With the bounding box regressor trained, we can then run the entire model as follows:
- Calculate the class predictions for each cell, as well as the bounding boxes.
- Keep the bounding box predictions for detections more probable than a threshold (e.g. 90%).
This produces a bounding box prediction for each active cell. Lots of these will belong to the same object (see e.g. the grid image: each pedestrian lights up several grid cells, each one of which will predict a bounding box). Hence, as a last step, we group these boxes using non-maximum suppression. The algorithm which worked best for us was this one. The example below shows the bounding boxes before grouping on the left, and after grouping on the right.

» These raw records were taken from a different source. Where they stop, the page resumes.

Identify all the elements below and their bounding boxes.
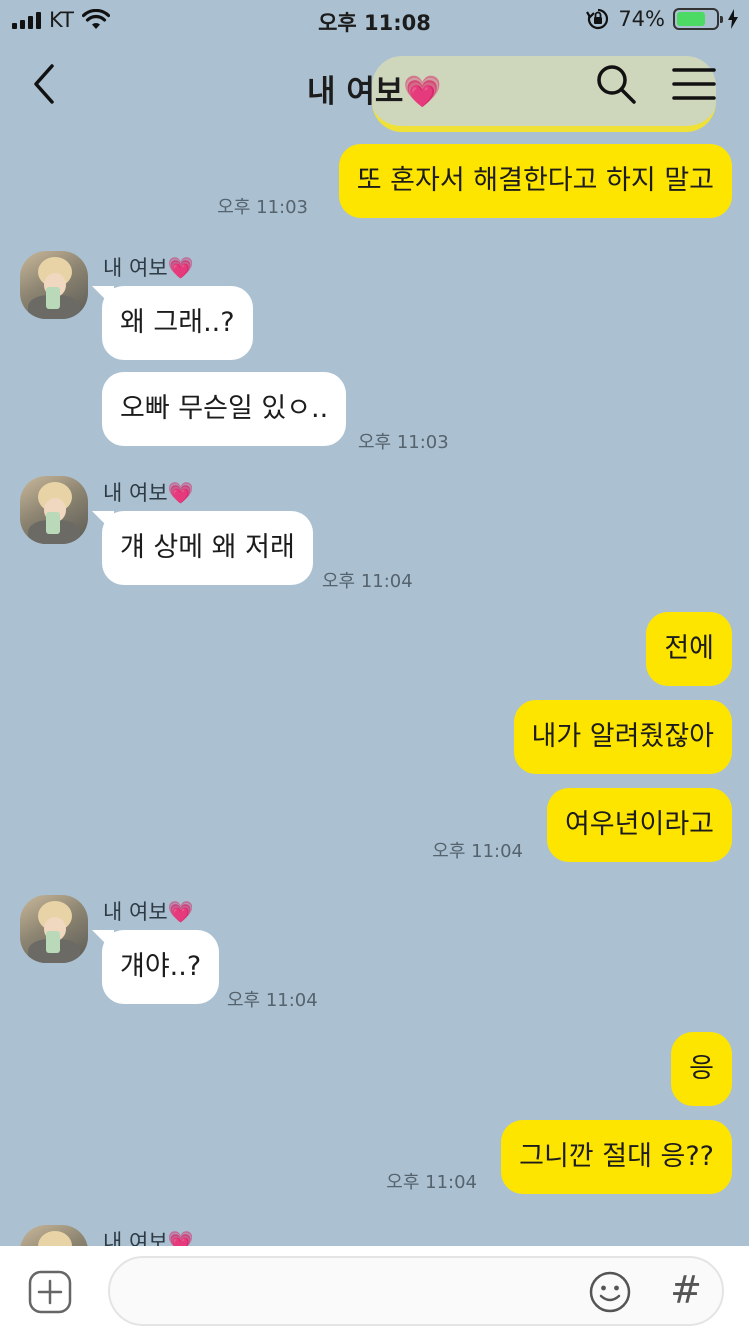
hashtag-button[interactable]: # [666,1266,706,1314]
battery-fill [677,12,706,26]
search-icon [597,65,636,104]
message-time: 오후 11:04 [386,1172,477,1193]
my-message-bubble[interactable]: 또 혼자서 해결한다고 하지 말고 [338,144,732,218]
emoji-button[interactable] [588,1270,632,1314]
sender-name: 내 여보💗 [103,900,194,924]
friend-avatar[interactable] [20,895,88,963]
message-time: 오후 11:03 [358,432,449,453]
friend-message-bubble[interactable]: 걔 상메 왜 저래 [102,511,313,585]
my-message-bubble[interactable]: 전에 [646,612,732,686]
hamburger-menu-icon [672,68,716,100]
my-message-bubble[interactable]: 그니깐 절대 응?? [501,1120,732,1194]
friend-avatar[interactable] [20,476,88,544]
friend-avatar[interactable] [20,251,88,319]
friend-message-bubble[interactable]: 왜 그래..? [102,286,253,360]
friend-message-bubble[interactable]: 걔야..? [102,930,220,1004]
message-input-bar: # [0,1246,749,1334]
plus-icon [28,1270,72,1314]
message-time: 오후 11:04 [227,990,318,1011]
sender-name: 내 여보💗 [103,256,194,280]
menu-button[interactable] [670,60,718,108]
charging-bolt-icon [728,9,738,29]
status-right: 74% [586,7,739,31]
battery-percent: 74% [618,7,665,31]
emoji-icon [589,1271,631,1313]
message-time: 오후 11:03 [217,197,308,218]
message-time: 오후 11:04 [322,571,413,592]
sender-name: 내 여보💗 [103,481,194,505]
friend-message-bubble[interactable]: 오빠 무슨일 있ㅇ.. [102,372,347,446]
my-message-bubble[interactable]: 여우년이라고 [546,788,732,862]
chat-header: 내 여보💗 [0,44,749,124]
message-time: 오후 11:04 [432,841,523,862]
battery-icon [673,8,723,30]
status-bar: KT 오후 11:08 74% [0,0,749,40]
search-button[interactable] [592,60,640,108]
attach-button[interactable] [28,1270,72,1314]
my-message-bubble[interactable]: 내가 알려줬잖아 [513,700,732,774]
rotation-lock-icon [586,8,609,30]
my-message-bubble[interactable]: 응 [671,1032,732,1106]
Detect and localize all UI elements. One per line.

By adapting Inception v3, we have been able to build a state-of-the-art pedestrian detector in a short space of time. This pedestrian detector can be of commercial use in several ways:
- Counting the number of people entering, say, a store over time, and determining where in the store they are spending most time
- As a step towards understanding demographics: how many people have been seen by gender, age, and any other quality of interest
In addition, the pipeline we built to make this detector is completely general, which means that, in principle, any object of interest could be detected, not just pedestrians. Given the abundance and low cost of video cameras, we are excited about the potential of applying object detection to extracting meaningful information from video.